In her report on AI biases in policing, the UN’s Ashwini K.P. – special rapporteur on contemporary forms of racism – specifically called out predictive policing. Back in 2024, Ashwini explained that:
Predictive policing can exacerbate the historical over policing of communities along racial and ethnic lines. Because law enforcement officials have historically focused their attention on such neighbourhoods, members of communities in those neighbourhoods are overrepresented in police records. This, in turn, has an impact on where algorithms predict that future crime will occur, leading to increased police deployment in the areas in question. […]
When officers in overpoliced neighbourhoods record new offences, a feedback loop is created, whereby the algorithm generates increasingly biased predictions targeting these neighbourhoods. In short, bias from the past leads to bias in the future.
Pre-crime criminalisation
However, as I mentioned earlier, this feedback loop isn’t a problem specific to AI itself. Rather, it’s inherent to the very idea of pre-crime policing – and it’s an oppression that racialised individuals in the UK have been dealing with for decades.
Take, for example, the Met Police’s ‘Operation Trident’ of the 1990s. This sought to prevent gang-related violence in London, and instead resulted in the mass racial profiling of Black youth. An Amnesty International report on Trident’s ‘Gangs Matrix’ database stated that:
The type of data collection that underpins the Gangs Matrix focuses law enforcement efforts disproportionately on black boys and young men. It erodes their right to privacy based on what may be nothing more than their associates in the area they grow up and how they express their subculture in music videos and social media posts. Officials in borough Gangs Units monitor the social media pages and online interactions of people they consider to be ‘at risk’ of gang involvement, interfering with the privacy of a much larger group of people than those involved in any kind of wrongdoing.
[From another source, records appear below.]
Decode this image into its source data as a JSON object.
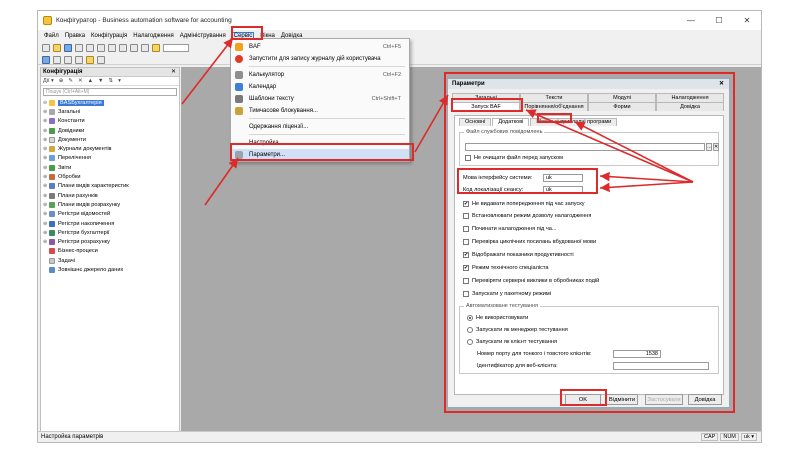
{
  "window": {
    "title": "Конфігуратор - Business automation software for accounting",
    "controls": [
      "—",
      "☐",
      "✕"
    ]
  },
  "menubar": {
    "items": [
      "Файл",
      "Правка",
      "Конфігурація",
      "Налагодження",
      "Адміністрування",
      "Сервіс",
      "Вікна",
      "Довідка"
    ],
    "active": "Сервіс"
  },
  "config_panel": {
    "title": "Конфігурація",
    "close": "✕",
    "actions_label": "Дії ▾",
    "tool_glyphs": [
      "⊕",
      "✎",
      "✕",
      "▲",
      "▼",
      "⇅",
      "▾"
    ],
    "search_placeholder": "Пошук (Ctrl+Alt+M)",
    "root": "BASБухгалтерія",
    "items": [
      "Загальні",
      "Константи",
      "Довідники",
      "Документи",
      "Журнали документів",
      "Перелічення",
      "Звіти",
      "Обробки",
      "Плани видів характеристик",
      "Плани рахунків",
      "Плани видів розрахунку",
      "Регістри відомостей",
      "Регістри накопичення",
      "Регістри бухгалтерії",
      "Регістри розрахунку",
      "Бізнес-процеси",
      "Задачі",
      "Зовнішнє джерело даних"
    ]
  },
  "service_menu": {
    "items": [
      {
        "label": "BAF",
        "shortcut": "Ctrl+F5",
        "icon": "baf-icon",
        "color": "#f0a11e"
      },
      {
        "label": "Запустити для запису журналу дій користувача",
        "shortcut": "",
        "icon": "record-icon",
        "color": "#e03a2a"
      },
      {
        "label": "Калькулятор",
        "shortcut": "Ctrl+F2",
        "icon": "calculator-icon",
        "color": "#8f8f8f"
      },
      {
        "label": "Календар",
        "shortcut": "",
        "icon": "calendar-icon",
        "color": "#3b7fd6"
      },
      {
        "label": "Шаблони тексту",
        "shortcut": "Ctrl+Shift+T",
        "icon": "template-icon",
        "color": "#7a7a7a"
      },
      {
        "label": "Тимчасове блокування...",
        "shortcut": "",
        "icon": "lock-icon",
        "color": "#c9a23a"
      },
      {
        "label": "Одержання ліцензії...",
        "shortcut": "",
        "icon": "",
        "color": ""
      },
      {
        "label": "Настройка...",
        "shortcut": "",
        "icon": "",
        "color": ""
      },
      {
        "label": "Параметри...",
        "shortcut": "",
        "icon": "settings-icon",
        "color": "#9aa2ad"
      }
    ]
  },
  "params_dialog": {
    "title": "Параметри",
    "close": "✕",
    "tabs_row1": [
      "Загальні",
      "Тексти",
      "Модулі",
      "Налагодження"
    ],
    "tabs_row2": [
      "Запуск BAF",
      "Порівняння/об'єднання",
      "Форми",
      "Довідка"
    ],
    "active_tab": "Запуск BAF",
    "subtabs": [
      "Основні",
      "Додаткові",
      "Мобільні прикладні програми"
    ],
    "active_subtab": "Додаткові",
    "service_messages_group": "Файл службових повідомлень",
    "service_messages_value": "",
    "no_clear_label": "Не очищати файл перед запуском",
    "interface_lang_label": "Мова інтерфейсу системи:",
    "interface_lang_value": "uk",
    "localization_label": "Код локалізації сеансу:",
    "localization_value": "uk",
    "checkboxes": [
      {
        "label": "Не видавати попередження під час запуску",
        "checked": true
      },
      {
        "label": "Встановлювати режим дозволу налагодження",
        "checked": false
      },
      {
        "label": "Починати налагодження під ча...",
        "checked": false
      },
      {
        "label": "Перевірка циклічних посилань вбудованої мови",
        "checked": false
      },
      {
        "label": "Відображати показники продуктивності",
        "checked": true
      },
      {
        "label": "Режим технічного спеціаліста",
        "checked": true
      },
      {
        "label": "Перевіряти серверні виклики в обробниках подій",
        "checked": false
      },
      {
        "label": "Запускати у пакетному режимі",
        "checked": false
      }
    ],
    "testing_group": "Автоматизоване тестування",
    "radios": [
      {
        "label": "Не використовувати",
        "selected": true
      },
      {
        "label": "Запускати як менеджер тестування",
        "selected": false
      },
      {
        "label": "Запускати як клієнт тестування",
        "selected": false
      }
    ],
    "port_label": "Номер порту для тонкого і товстого клієнтів:",
    "port_value": "1538",
    "webclient_label": "Ідентифікатор для веб-клієнта:",
    "webclient_value": "",
    "buttons": {
      "ok": "OK",
      "cancel": "Відмінити",
      "apply": "Застосувати",
      "help": "Довідка"
    }
  },
  "statusbar": {
    "text": "Настройка параметрів",
    "indicators": [
      "CAP",
      "NUM",
      "uk ▾"
    ]
  },
  "annotation_color": "#dd2a2a"
}
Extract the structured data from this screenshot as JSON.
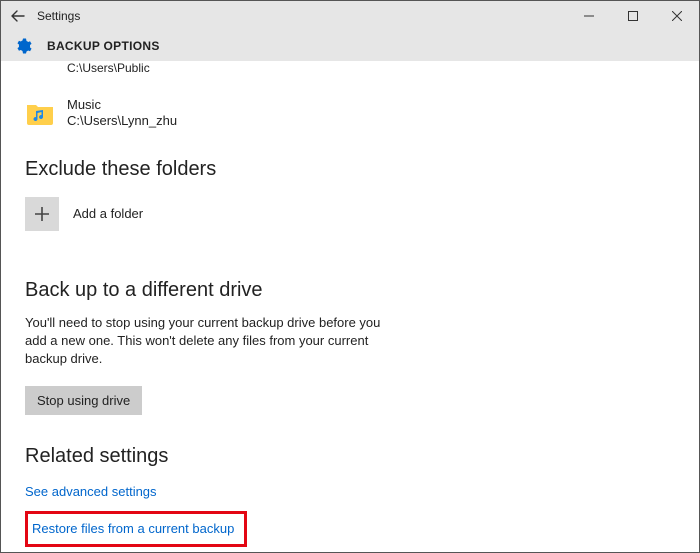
{
  "titlebar": {
    "title": "Settings"
  },
  "header": {
    "title": "BACKUP OPTIONS"
  },
  "truncated_path": "C:\\Users\\Public",
  "folder_item": {
    "name": "Music",
    "path": "C:\\Users\\Lynn_zhu"
  },
  "sections": {
    "exclude_heading": "Exclude these folders",
    "add_folder_label": "Add a folder",
    "backup_heading": "Back up to a different drive",
    "backup_desc": "You'll need to stop using your current backup drive before you add a new one. This won't delete any files from your current backup drive.",
    "stop_button": "Stop using drive",
    "related_heading": "Related settings",
    "link_advanced": "See advanced settings",
    "link_restore": "Restore files from a current backup"
  }
}
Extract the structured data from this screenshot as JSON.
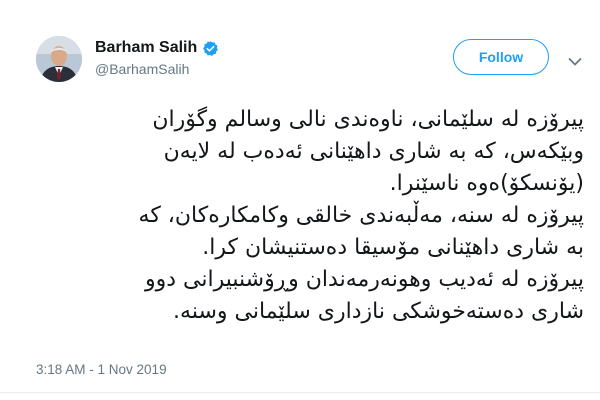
{
  "profile": {
    "display_name": "Barham Salih",
    "handle": "@BarhamSalih",
    "verified": true,
    "avatar_icon": "profile-photo"
  },
  "follow_button": {
    "label": "Follow"
  },
  "menu": {
    "icon": "chevron-down-icon"
  },
  "tweet": {
    "lines": [
      "پیرۆزە لە سلێمانی، ناوەندی نالی وسالم وگۆران",
      "وبێکەس، کە بە شاری داهێنانی ئەدەب لە لایەن",
      "(یۆنسکۆ)ەوە ناسێنرا.",
      "پیرۆزە لە سنە، مەڵبەندی خالقی وکامکارەکان، کە",
      "بە شاری داهێنانی مۆسیقا دەستنیشان کرا.",
      "پیرۆزە لە ئەدیب وهونەرمەندان وڕۆشنبیرانی دوو",
      "شاری دەستەخوشکی نازداری سلێمانی وسنە."
    ]
  },
  "timestamp": "3:18 AM - 1 Nov 2019",
  "colors": {
    "accent": "#1da1f2",
    "text": "#14171a",
    "muted": "#657786"
  }
}
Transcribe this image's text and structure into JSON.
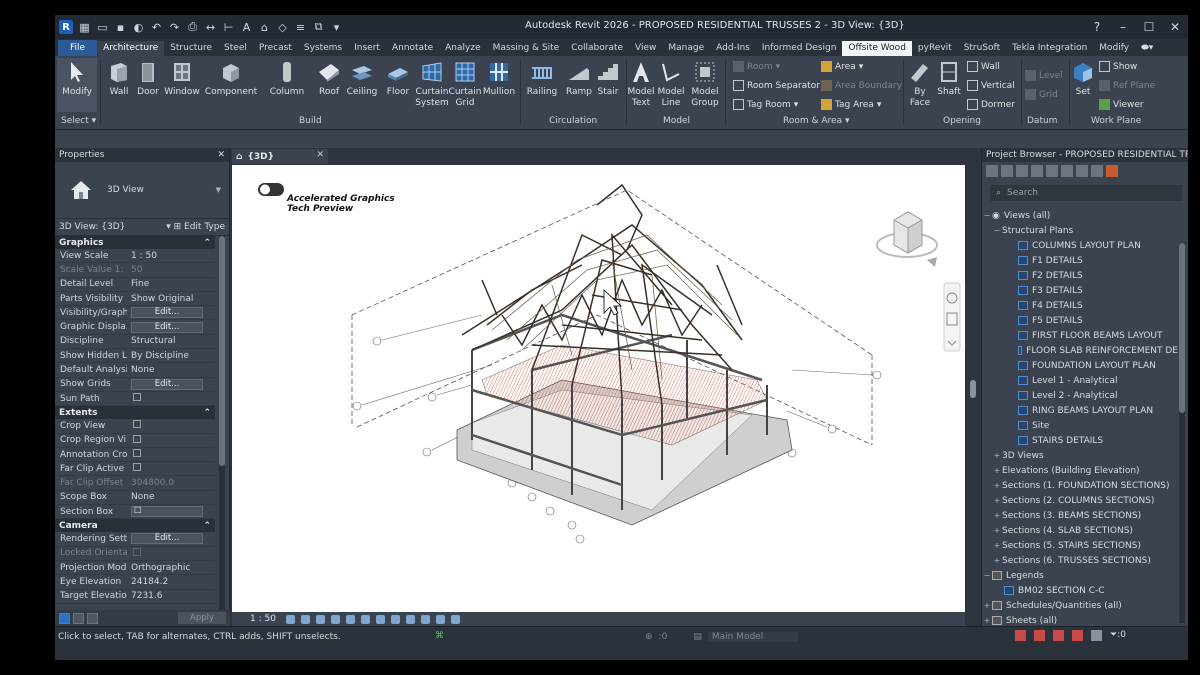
{
  "window": {
    "title": "Autodesk Revit 2026 - PROPOSED RESIDENTIAL TRUSSES 2 - 3D View: {3D}"
  },
  "tabs": [
    "File",
    "Architecture",
    "Structure",
    "Steel",
    "Precast",
    "Systems",
    "Insert",
    "Annotate",
    "Analyze",
    "Massing & Site",
    "Collaborate",
    "View",
    "Manage",
    "Add-Ins",
    "Informed Design",
    "Offsite Wood",
    "pyRevit",
    "StruSoft",
    "Tekla Integration",
    "Modify"
  ],
  "ribbon": {
    "select": {
      "modify": "Modify",
      "select": "Select"
    },
    "build": {
      "wall": "Wall",
      "door": "Door",
      "window": "Window",
      "component": "Component",
      "column": "Column",
      "roof": "Roof",
      "ceiling": "Ceiling",
      "floor": "Floor",
      "curtain_system": "Curtain\nSystem",
      "curtain_grid": "Curtain\nGrid",
      "mullion": "Mullion",
      "panel": "Build"
    },
    "circulation": {
      "railing": "Railing",
      "ramp": "Ramp",
      "stair": "Stair",
      "panel": "Circulation"
    },
    "model": {
      "model_text": "Model\nText",
      "model_line": "Model\nLine",
      "model_group": "Model\nGroup",
      "panel": "Model"
    },
    "room_area": {
      "room": "Room",
      "room_separator": "Room Separator",
      "tag_room": "Tag  Room",
      "area": "Area",
      "area_boundary": "Area  Boundary",
      "tag_area": "Tag  Area",
      "panel": "Room & Area"
    },
    "opening": {
      "by_face": "By\nFace",
      "shaft": "Shaft",
      "wall": "Wall",
      "vertical": "Vertical",
      "dormer": "Dormer",
      "panel": "Opening"
    },
    "datum": {
      "level": "Level",
      "grid": "Grid",
      "panel": "Datum"
    },
    "work_plane": {
      "set": "Set",
      "show": "Show",
      "ref_plane": "Ref  Plane",
      "viewer": "Viewer",
      "panel": "Work Plane"
    }
  },
  "properties": {
    "title": "Properties",
    "type_name": "3D View",
    "instance": "3D View: {3D}",
    "edit_type": "Edit Type",
    "graphics": {
      "title": "Graphics",
      "rows": [
        [
          "View Scale",
          "1 : 50"
        ],
        [
          "Scale Value    1:",
          "50"
        ],
        [
          "Detail Level",
          "Fine"
        ],
        [
          "Parts Visibility",
          "Show Original"
        ],
        [
          "Visibility/Graph...",
          "Edit..."
        ],
        [
          "Graphic Displa...",
          "Edit..."
        ],
        [
          "Discipline",
          "Structural"
        ],
        [
          "Show Hidden L...",
          "By Discipline"
        ],
        [
          "Default Analysi...",
          "None"
        ],
        [
          "Show Grids",
          "Edit..."
        ],
        [
          "Sun Path",
          ""
        ]
      ]
    },
    "extents": {
      "title": "Extents",
      "rows": [
        [
          "Crop View",
          ""
        ],
        [
          "Crop Region Vi...",
          ""
        ],
        [
          "Annotation Crop",
          ""
        ],
        [
          "Far Clip Active",
          ""
        ],
        [
          "Far Clip Offset",
          "304800.0"
        ],
        [
          "Scope Box",
          "None"
        ],
        [
          "Section Box",
          ""
        ]
      ]
    },
    "camera": {
      "title": "Camera",
      "rows": [
        [
          "Rendering Setti...",
          "Edit..."
        ],
        [
          "Locked Orienta...",
          ""
        ],
        [
          "Projection Mode",
          "Orthographic"
        ],
        [
          "Eye Elevation",
          "24184.2"
        ],
        [
          "Target Elevation",
          "7231.6"
        ]
      ]
    },
    "apply": "Apply"
  },
  "view": {
    "tab": "{3D}",
    "toggle_title": "Accelerated Graphics",
    "toggle_sub": "Tech Preview",
    "scale": "1 : 50"
  },
  "browser": {
    "title": "Project Browser - PROPOSED RESIDENTIAL TR...",
    "search": "Search",
    "views_all": "Views (all)",
    "structural_plans": "Structural Plans",
    "plans": [
      "COLUMNS LAYOUT PLAN",
      "F1 DETAILS",
      "F2 DETAILS",
      "F3 DETAILS",
      "F4 DETAILS",
      "F5 DETAILS",
      "FIRST FLOOR BEAMS LAYOUT",
      "FLOOR SLAB REINFORCEMENT DE",
      "FOUNDATION LAYOUT PLAN",
      "Level 1 - Analytical",
      "Level 2 - Analytical",
      "RING BEAMS LAYOUT PLAN",
      "Site",
      "STAIRS DETAILS"
    ],
    "groups": [
      "3D Views",
      "Elevations (Building Elevation)",
      "Sections (1. FOUNDATION SECTIONS)",
      "Sections (2. COLUMNS SECTIONS)",
      "Sections (3. BEAMS SECTIONS)",
      "Sections (4. SLAB SECTIONS)",
      "Sections (5. STAIRS SECTIONS)",
      "Sections (6. TRUSSES SECTIONS)"
    ],
    "legends": "Legends",
    "legend_item": "BM02 SECTION C-C",
    "schedules": "Schedules/Quantities (all)",
    "sheets": "Sheets (all)"
  },
  "status": {
    "message": "Click to select, TAB for alternates, CTRL adds, SHIFT unselects.",
    "count_a": ":0",
    "model": "Main Model",
    "count_b": ":0"
  },
  "colors": {
    "accent": "#2c5a96",
    "ribbon": "#3b4350",
    "canvas": "#ffffff",
    "truss": "#3a2f24",
    "hatch": "#e4553a"
  }
}
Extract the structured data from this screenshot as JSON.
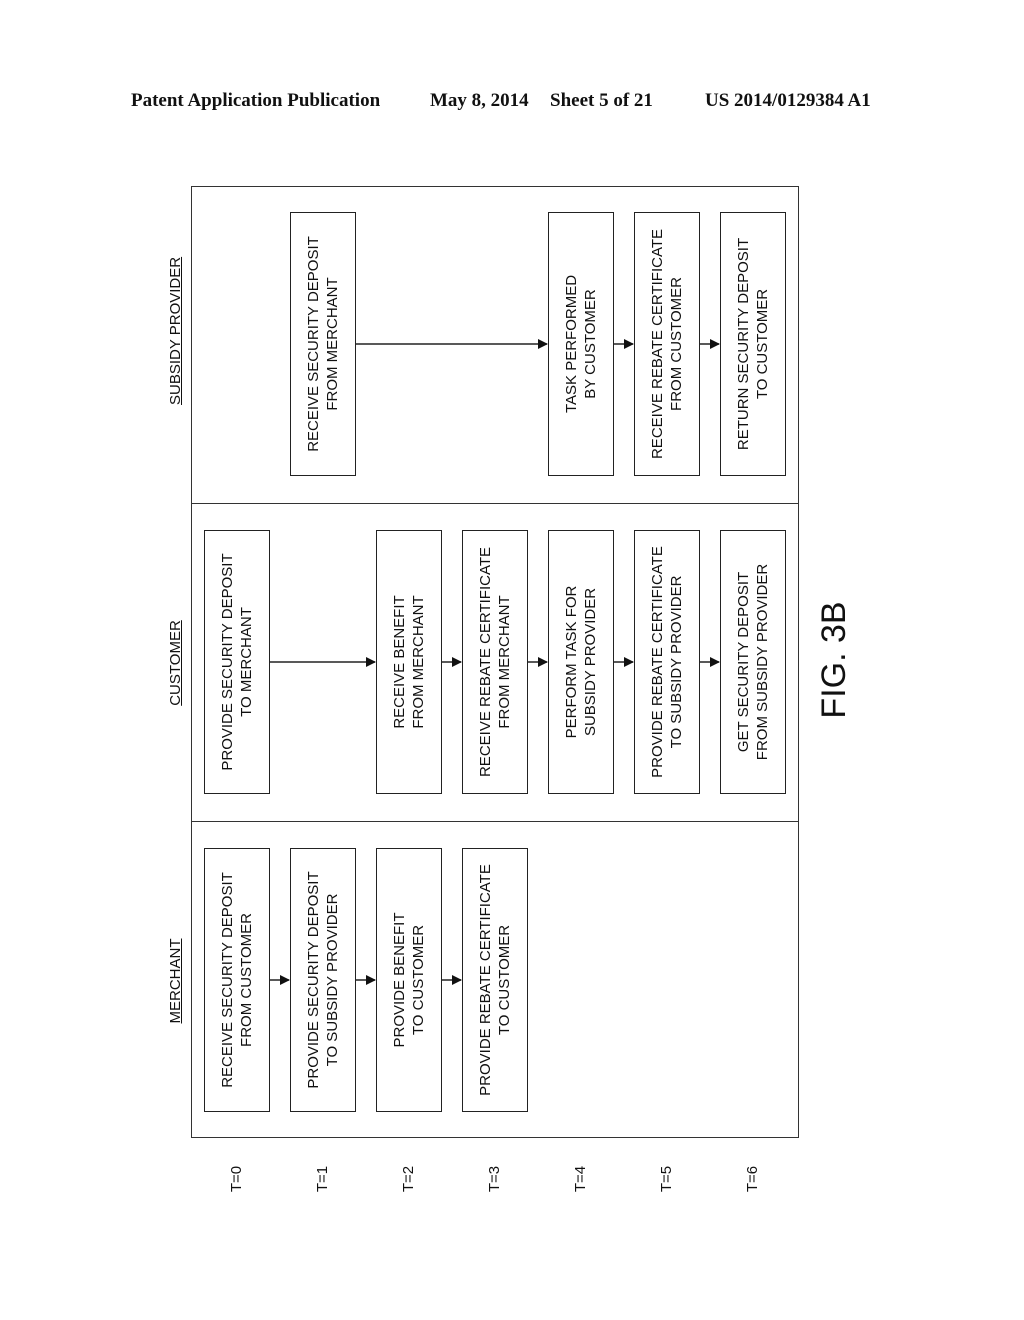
{
  "header": {
    "publication": "Patent Application Publication",
    "date": "May 8, 2014",
    "sheet": "Sheet 5 of 21",
    "number": "US 2014/0129384 A1"
  },
  "lanes": [
    {
      "label": "SUBSIDY PROVIDER"
    },
    {
      "label": "CUSTOMER"
    },
    {
      "label": "MERCHANT"
    }
  ],
  "time_labels": [
    "T=0",
    "T=1",
    "T=2",
    "T=3",
    "T=4",
    "T=5",
    "T=6"
  ],
  "steps": {
    "merchant": [
      {
        "t": 0,
        "line1": "RECEIVE SECURITY DEPOSIT",
        "line2": "FROM CUSTOMER"
      },
      {
        "t": 1,
        "line1": "PROVIDE SECURITY DEPOSIT",
        "line2": "TO SUBSIDY PROVIDER"
      },
      {
        "t": 2,
        "line1": "PROVIDE BENEFIT",
        "line2": "TO CUSTOMER"
      },
      {
        "t": 3,
        "line1": "PROVIDE REBATE CERTIFICATE",
        "line2": "TO CUSTOMER"
      }
    ],
    "customer": [
      {
        "t": 0,
        "line1": "PROVIDE SECURITY DEPOSIT",
        "line2": "TO MERCHANT"
      },
      {
        "t": 2,
        "line1": "RECEIVE BENEFIT",
        "line2": "FROM MERCHANT"
      },
      {
        "t": 3,
        "line1": "RECEIVE REBATE CERTIFICATE",
        "line2": "FROM MERCHANT"
      },
      {
        "t": 4,
        "line1": "PERFORM TASK FOR",
        "line2": "SUBSIDY PROVIDER"
      },
      {
        "t": 5,
        "line1": "PROVIDE REBATE CERTIFICATE",
        "line2": "TO SUBSIDY PROVIDER"
      },
      {
        "t": 6,
        "line1": "GET SECURITY DEPOSIT",
        "line2": "FROM SUBSIDY PROVIDER"
      }
    ],
    "subsidy_provider": [
      {
        "t": 1,
        "line1": "RECEIVE SECURITY DEPOSIT",
        "line2": "FROM MERCHANT"
      },
      {
        "t": 4,
        "line1": "TASK PERFORMED",
        "line2": "BY CUSTOMER"
      },
      {
        "t": 5,
        "line1": "RECEIVE REBATE CERTIFICATE",
        "line2": "FROM CUSTOMER"
      },
      {
        "t": 6,
        "line1": "RETURN SECURITY DEPOSIT",
        "line2": "TO CUSTOMER"
      }
    ]
  },
  "figure_label": "FIG. 3B"
}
Later, in 2003, the UK government created the Prevent counter-terrorism strategy. Ostensibly, it seeks to prevent people from being radicalised into extremist ideologies. In reality, it disproportionately targets Muslims – including Muslim children – for surveillance and hostile treatment as a dangerous ‘other’.
Then, in 2023, the Shawcross Review of Prevent baselessly claimed that the strategy should target Muslims to an even greater degree, rather than far-right extremism. In itself, this was a perfect microcosm of bias-confirmation in action. At the time, the Canary’s Maryam Jameela wrote that:
Pre-crime strategies like Prevent presume full agency and power at all times, for all Muslims. In order for such a thing to happen, there needs to be a cultural belief that Muslims are figures of suspicion because they always hold the potential to be terrorists. Underpinning this presumption is that Islam itself harbours something sinister. Repeated governments have, over the years, created a culture of criminalisation that only views Muslims as being in a constant state of pre-crime.
Now, and for all Jake Richards’ protestations that his AI plans will use data ethically to create better outcomes for children, it certainly sounds like more of the same discriminatory dross. We’ve seen already what these people’s ethics and care look like.
There is no way to predict criminality that isn’t driven by our previous biases – machine learning or not. All that this ‘new’ strategy can do is push yet more marginalised youth into the no-man’s-land of pre-criminality. And all the while, vulnerable kids will be shown directly that their every move was always already under scrutiny.